On the opposite end of the meeting, Rich Greenwood came before the board to discuss potential redistricting. Every two years after the U.S. Census is conducted, the country gets new redistricting lines to match population with equal representation. That time is, essentially, now. Greenwood explained, comparing maps, that in 2010 Sublette’s population in its towns surpassed average allotment to representative districts. That meant parts of Daniel and Bondurant were in House District 22, whereas most of Sublette County is in House District 20. (Vickrey reiterated his existing anger for that circumstance.) Sublette County is in the opposite situation this year and it would need to take on part of another county for equal representation because of the county’s decline in population. Greenwood gave a few options, the most popular of which meant including the northern part of Lincoln County – mainly LaBarge. Greenwood said that made the most sense because they based that map off school district boundaries.
No motion was made as Greenwood just brought that forth to make the board aware of its situation. He said he’d be an advocate for county clerks to make the process of voting within a county easier on them. County clerk Carrie Long said she’d support the move on those boundaries so long as county clerks Sublette’s designated region (Uinta, Lincoln and Teton as well) agreed.
Public Health Nurse Manager Janna Lee spoke to the commissioners about the possibility of gaining a part-time position to help with billing as existing employees continue to struggle with the influx of responsibilities as COVID-19 continues to spread among the county. Commissioners agreed to that, as it would come out of federal funding designated for combating COVID-19.
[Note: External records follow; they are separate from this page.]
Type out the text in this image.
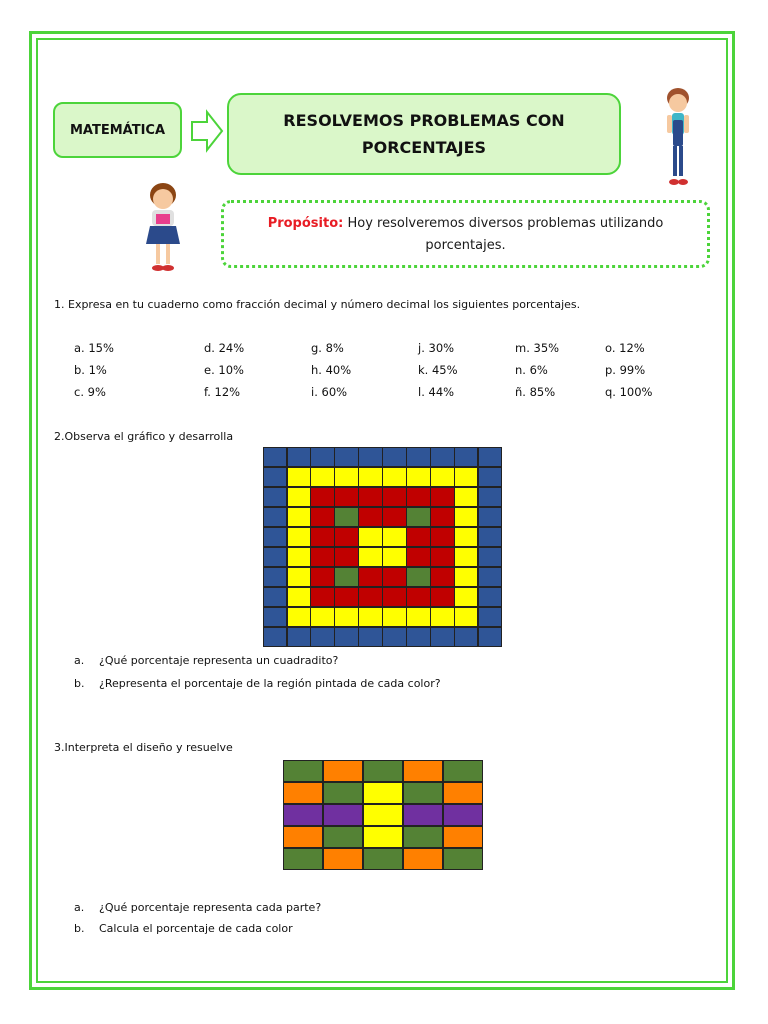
MATEMÁTICA	RESOLVEMOS PROBLEMAS CON
PORCENTAJES
Propósito: Hoy resolveremos diversos problemas utilizando
porcentajes.
1. Expresa en tu cuaderno como fracción decimal y número decimal los siguientes porcentajes.
a. 15%	d. 24%	g. 8%	j. 30%	m. 35%	o. 12%
b. 1%	e. 10%	h. 40%	k. 45%	n. 6%	p. 99%
c. 9%	f. 12%	i. 60%	l. 44%	ñ. 85%	q. 100%
2.Observa el gráfico y desarrolla
a. ¿Qué porcentaje representa un cuadradito?
b. ¿Representa el porcentaje de la región pintada de cada color?
3.Interpreta el diseño y resuelve
a. ¿Qué porcentaje representa cada parte?
b. Calcula el porcentaje de cada color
During that portion, Lee said Public Health is planning to return to drive-through clinics outside of the Museum of the Mountain Man in Pinedale to better serve the 80 to 90 weekly averages of people getting vaccinated. As of the commissioners’ meeting, less than 28 percent of the county’s population has been fully vaccinated. Lee said Ridley’s and Altitude Drug also offer vaccinations now.
Lee confirmed once again, which was reported in the latest Public Health update, that local health officials are struggling to find hospital beds to send the county’s COVID-19 patients who require further care.
Commissioner Vickrey asked about the possibility for more variants, which could require additional vaccines.
“Unfortunately, with as widespread as this transmission is and any virus is going to change and mutate to try to spread more and be more lethal,” Lee said.
Lee said there’s a meeting between the Food and Drug Administration and the Accreditation Committee of Immunization Practice later this month, where officials will discuss how well the vaccines hold up against variants. Recommendations for booster vaccines, if necessary, would also come out of that.
Commission chair Joel Bousman chuckled if the meeting would determine “when China would send us another one.” To which Lee said, “I think we’re doing a fine job of that ourselves, spreading it.”
The board also approved the building of a handicap ramp outside of Aspen Grove apartments on the side facing Rendezvous Pointe. Andre Ivey, maintenance supervisor, said he hoped to complete the project for $5,000 before this upcoming winter.
Tonia Hoffman of the Sublette County Hospital District also joined the meeting to discuss updates. She said the district met its submission deadline for the USDA loan. Dave Doorn and Mike Hunsicker, also with the SCHD, were scheduled for a meeting with the loan officer late last week.
Hoffman also said the district’s legal counsel was approving lease agreement for a temporary Public Health Office. Following a presentation by Sheriff KC Lehr on potential Title XXV space in the new hospital, Hoffman said the district is aware of the need for possibly multiple multi-use rooms, which could be used for those services.